The cast is about 50-50. The best is Jackie Earle Haley, continuing the resurgence that began with 2006’s Little Children. Haley commits wholeheartedly to the deranged nobility of Rorschach, and his scenes inside the prison, when Moore’s rampant social commentary is mercifully set aside for some good clean payoff, are the high points of the movie. Next best is Haley’s Little Children co-star Patrick Wilson, who actually improves upon the paunchy, insecure Dan Dreiberg. He supplies the only true warmth in the movie, and proves to be a more nuanced actor than his leading-man roles have allowed. Jeffrey Dean Morgan (Denny from Grey’s Anatomy) looks every inch the role as the Comedian, but he’s strangely limited vocally. Billy Crudup (Almost Famous) does his best with Jon Osterman, but the character suffers the most in transference from page to screen. Matthew Goode is a very interesting actor (Match Point, The Lookout), but not as Adrian Veidt. And poor Malin Akerman has shown some knack for comedy (The Heartbreak Kid, 27 Dresses), but does not nearly have the goods to make Sally the emotional linchpin of the story.

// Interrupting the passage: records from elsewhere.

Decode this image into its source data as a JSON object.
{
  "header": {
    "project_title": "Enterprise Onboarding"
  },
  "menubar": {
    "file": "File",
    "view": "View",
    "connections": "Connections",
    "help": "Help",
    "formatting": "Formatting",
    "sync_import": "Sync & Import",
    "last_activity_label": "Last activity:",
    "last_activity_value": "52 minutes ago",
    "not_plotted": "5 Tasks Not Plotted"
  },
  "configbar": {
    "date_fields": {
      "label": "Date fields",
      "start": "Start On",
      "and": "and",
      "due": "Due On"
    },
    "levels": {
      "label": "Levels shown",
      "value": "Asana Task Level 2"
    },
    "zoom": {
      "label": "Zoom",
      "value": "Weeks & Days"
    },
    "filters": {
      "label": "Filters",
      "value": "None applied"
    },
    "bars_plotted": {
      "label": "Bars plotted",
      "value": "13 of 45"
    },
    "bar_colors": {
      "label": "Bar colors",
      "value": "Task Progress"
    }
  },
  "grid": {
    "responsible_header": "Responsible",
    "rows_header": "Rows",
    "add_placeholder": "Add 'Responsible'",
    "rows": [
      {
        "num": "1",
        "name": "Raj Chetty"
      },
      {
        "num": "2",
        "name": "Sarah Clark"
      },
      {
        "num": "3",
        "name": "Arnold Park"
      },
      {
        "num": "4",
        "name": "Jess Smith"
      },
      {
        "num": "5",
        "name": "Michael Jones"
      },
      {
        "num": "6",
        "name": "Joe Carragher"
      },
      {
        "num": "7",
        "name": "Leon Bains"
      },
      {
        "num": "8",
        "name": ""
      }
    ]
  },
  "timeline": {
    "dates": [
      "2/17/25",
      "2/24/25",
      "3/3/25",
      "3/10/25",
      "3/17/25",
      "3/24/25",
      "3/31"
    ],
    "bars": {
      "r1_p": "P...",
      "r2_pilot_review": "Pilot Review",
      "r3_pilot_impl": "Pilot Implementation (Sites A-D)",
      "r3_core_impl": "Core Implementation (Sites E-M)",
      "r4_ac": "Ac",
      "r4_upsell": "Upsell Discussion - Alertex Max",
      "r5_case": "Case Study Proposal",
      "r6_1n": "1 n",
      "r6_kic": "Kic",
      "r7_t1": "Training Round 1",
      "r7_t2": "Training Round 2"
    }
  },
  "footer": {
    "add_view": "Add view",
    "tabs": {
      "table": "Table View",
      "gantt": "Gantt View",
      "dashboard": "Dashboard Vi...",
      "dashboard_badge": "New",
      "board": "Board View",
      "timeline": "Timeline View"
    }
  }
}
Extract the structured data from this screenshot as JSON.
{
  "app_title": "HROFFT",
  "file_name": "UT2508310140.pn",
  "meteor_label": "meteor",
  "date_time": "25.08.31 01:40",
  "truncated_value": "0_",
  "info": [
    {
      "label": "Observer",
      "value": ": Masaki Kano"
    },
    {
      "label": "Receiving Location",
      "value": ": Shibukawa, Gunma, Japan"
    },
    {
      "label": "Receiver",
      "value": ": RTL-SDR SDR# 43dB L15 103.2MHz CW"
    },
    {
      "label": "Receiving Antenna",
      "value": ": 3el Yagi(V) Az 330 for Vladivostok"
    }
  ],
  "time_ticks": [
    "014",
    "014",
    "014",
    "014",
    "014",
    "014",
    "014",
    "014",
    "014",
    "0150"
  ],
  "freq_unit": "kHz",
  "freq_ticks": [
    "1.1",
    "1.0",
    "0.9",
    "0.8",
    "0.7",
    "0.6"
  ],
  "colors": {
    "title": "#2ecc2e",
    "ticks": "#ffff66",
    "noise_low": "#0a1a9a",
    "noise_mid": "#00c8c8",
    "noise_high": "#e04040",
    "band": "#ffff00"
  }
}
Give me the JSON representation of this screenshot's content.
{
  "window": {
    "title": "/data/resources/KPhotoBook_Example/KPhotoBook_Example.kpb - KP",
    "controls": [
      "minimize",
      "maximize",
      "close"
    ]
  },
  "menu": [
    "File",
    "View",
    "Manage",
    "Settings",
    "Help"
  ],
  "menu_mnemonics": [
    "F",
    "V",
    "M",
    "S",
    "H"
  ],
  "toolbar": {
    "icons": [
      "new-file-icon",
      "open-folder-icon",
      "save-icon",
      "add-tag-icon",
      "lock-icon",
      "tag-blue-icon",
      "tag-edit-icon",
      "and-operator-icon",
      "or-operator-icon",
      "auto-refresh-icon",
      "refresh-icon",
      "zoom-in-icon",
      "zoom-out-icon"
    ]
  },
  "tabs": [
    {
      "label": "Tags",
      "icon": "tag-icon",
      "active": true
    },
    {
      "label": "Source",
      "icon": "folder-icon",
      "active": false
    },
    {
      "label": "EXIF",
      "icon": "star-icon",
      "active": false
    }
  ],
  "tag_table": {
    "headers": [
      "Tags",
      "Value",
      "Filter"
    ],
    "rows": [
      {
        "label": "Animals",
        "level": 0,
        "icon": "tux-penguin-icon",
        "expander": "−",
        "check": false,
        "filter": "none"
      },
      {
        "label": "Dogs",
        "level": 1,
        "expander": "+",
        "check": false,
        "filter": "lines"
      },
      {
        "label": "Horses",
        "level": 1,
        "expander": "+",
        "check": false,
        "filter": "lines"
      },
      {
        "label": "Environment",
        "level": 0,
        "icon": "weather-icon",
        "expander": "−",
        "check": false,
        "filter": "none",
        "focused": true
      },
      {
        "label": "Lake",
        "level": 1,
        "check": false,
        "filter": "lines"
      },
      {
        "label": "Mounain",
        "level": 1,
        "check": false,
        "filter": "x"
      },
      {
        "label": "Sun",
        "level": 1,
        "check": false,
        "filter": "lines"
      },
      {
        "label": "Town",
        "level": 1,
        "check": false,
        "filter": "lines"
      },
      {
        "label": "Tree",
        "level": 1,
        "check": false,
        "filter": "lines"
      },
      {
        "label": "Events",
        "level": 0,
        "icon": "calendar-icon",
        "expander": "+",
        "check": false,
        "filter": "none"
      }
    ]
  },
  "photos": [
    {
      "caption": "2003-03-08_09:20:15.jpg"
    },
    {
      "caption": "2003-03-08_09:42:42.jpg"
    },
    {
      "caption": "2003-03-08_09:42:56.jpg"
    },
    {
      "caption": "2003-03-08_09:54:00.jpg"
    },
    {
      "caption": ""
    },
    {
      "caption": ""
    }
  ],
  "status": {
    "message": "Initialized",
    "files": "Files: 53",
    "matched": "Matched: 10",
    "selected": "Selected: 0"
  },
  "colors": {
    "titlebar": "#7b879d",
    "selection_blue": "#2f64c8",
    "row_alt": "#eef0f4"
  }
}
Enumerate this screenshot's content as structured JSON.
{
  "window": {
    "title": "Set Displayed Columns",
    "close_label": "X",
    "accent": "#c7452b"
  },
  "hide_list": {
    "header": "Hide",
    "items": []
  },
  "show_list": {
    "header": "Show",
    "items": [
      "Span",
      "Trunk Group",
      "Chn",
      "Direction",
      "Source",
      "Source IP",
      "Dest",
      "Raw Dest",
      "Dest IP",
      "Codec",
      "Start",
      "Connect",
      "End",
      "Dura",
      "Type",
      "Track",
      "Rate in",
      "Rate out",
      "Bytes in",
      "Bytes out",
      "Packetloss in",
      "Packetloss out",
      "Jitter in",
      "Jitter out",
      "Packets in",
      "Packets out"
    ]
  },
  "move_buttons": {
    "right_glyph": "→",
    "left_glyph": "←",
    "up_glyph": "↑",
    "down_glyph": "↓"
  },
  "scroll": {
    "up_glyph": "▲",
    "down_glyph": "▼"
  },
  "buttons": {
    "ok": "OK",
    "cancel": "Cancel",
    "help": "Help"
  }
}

Snyder goes a bit overboard in some areas, like his absurdly on-the-nose soundtrack. In its defense it does supply some of the only laughs, while the intended comedy is so out of tone with the rest of the movie it just makes you uncomfortable. But Snyder may have made about as good a movie as you can from that source material. But once he committed to such a faithful adaptation, the move was doomed to failure. Watchmen, for all its innovation is a poorly constructed story, set off by a murder that never validates itself and ending with a conclusion that is as dubious as it is audacious. A diligent, reasoned re-thinking might have lifted what really works in the story—Rorschach, the Comedian, Nite Owl II, the prison sequence—and overhauled what doesn’t—most of the sidebar themes, the Mars sequences, the excruciating third act. But that really was never a choice, for it would have incensed the acolytes. If you need someone to blame, blame them.
Alex Manugian lives in Sherman Oaks, California. He grew up in Groton and has reviewed movies for Harvard residents for many years.